Highest Paying Jobs
According to an October 10, 2010 article in Money Magazine,
the following is a listing of
twenty highest paying jobs in 2010.
Number 9 is software engineer
Best Jobs rank: 18
Median pay: $144,000
Top pay: $202,000
Software engineering directors are in charge of creating new products and helping expand what's possible with software products.
"I like that I have very tangible, direct impact on the success or failure of my projects. I feel much less like a cog in a wheel than at other jobs," says Scott W.D. Rankin, VP of technology at Corporate Reimbursement Services in Cambridge, Mass.
"The ability to explain complex technology to non-technical people has been and continues to be the most valuable skill that I learned," he continues. "Most of the people that make the decisions in a corporate environment are non-technical. If you want to stand a chance of determining your own fate, you need to know how to be able to talk to them in their language."
Number 14 is software architect
Best Jobs rank: 1
Median pay: $119,000
Top pay: $162,000
A software architect helped design the software on which you're reading this article right now. In fact, they have a hand in the creation of everyday products from word processors to computer games. High demand for their skills let software architects demand hefty paychecks.

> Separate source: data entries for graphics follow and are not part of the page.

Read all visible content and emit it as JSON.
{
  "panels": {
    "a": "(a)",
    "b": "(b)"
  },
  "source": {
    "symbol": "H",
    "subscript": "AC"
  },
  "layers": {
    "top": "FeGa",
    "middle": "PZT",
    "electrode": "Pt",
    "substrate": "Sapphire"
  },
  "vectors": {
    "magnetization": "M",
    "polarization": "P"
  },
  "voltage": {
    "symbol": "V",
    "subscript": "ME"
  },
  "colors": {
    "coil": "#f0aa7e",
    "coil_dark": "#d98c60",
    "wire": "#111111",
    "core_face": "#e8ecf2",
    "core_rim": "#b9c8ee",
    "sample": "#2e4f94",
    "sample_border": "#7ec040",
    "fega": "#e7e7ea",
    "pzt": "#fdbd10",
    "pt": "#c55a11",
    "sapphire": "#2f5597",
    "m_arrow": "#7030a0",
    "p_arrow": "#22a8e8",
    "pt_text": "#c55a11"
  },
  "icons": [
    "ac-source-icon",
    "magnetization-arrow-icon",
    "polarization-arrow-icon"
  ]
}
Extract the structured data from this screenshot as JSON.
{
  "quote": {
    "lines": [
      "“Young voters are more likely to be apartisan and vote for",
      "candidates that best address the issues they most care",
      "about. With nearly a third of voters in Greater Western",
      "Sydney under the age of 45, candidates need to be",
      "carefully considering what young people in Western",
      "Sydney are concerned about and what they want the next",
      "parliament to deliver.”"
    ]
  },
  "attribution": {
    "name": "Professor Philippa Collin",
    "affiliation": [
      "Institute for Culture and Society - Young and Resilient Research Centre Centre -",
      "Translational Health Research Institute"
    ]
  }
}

"I love working with customers who have real problems and developers who have ideas for what's possible," says Brian Pinkerton, chief software architect at Lucid Imagination.
"It's in the space between those that real innovation happens: What can we build that will solve our customers' problems and help them with problems they don't know they have yet? Helping real people with real problems is where it's at."
Number 18 is Computer/Information Scientist
Best Jobs rank: 35
Median pay: $115,000
Top pay: $167,000
These techies research computer science issues as either theorists, designers or inventors, creating new products and solving hardware and software problems.
"The technology landscape is always changing -- new devices and platforms, new media and applications. Everything is in continual flux, so it's always interesting," says James Dixon, "chief geek" of Pentaho, an open source business intelligence firm in Orlando, Fla. "Plus I can do my job from my laptop, anywhere."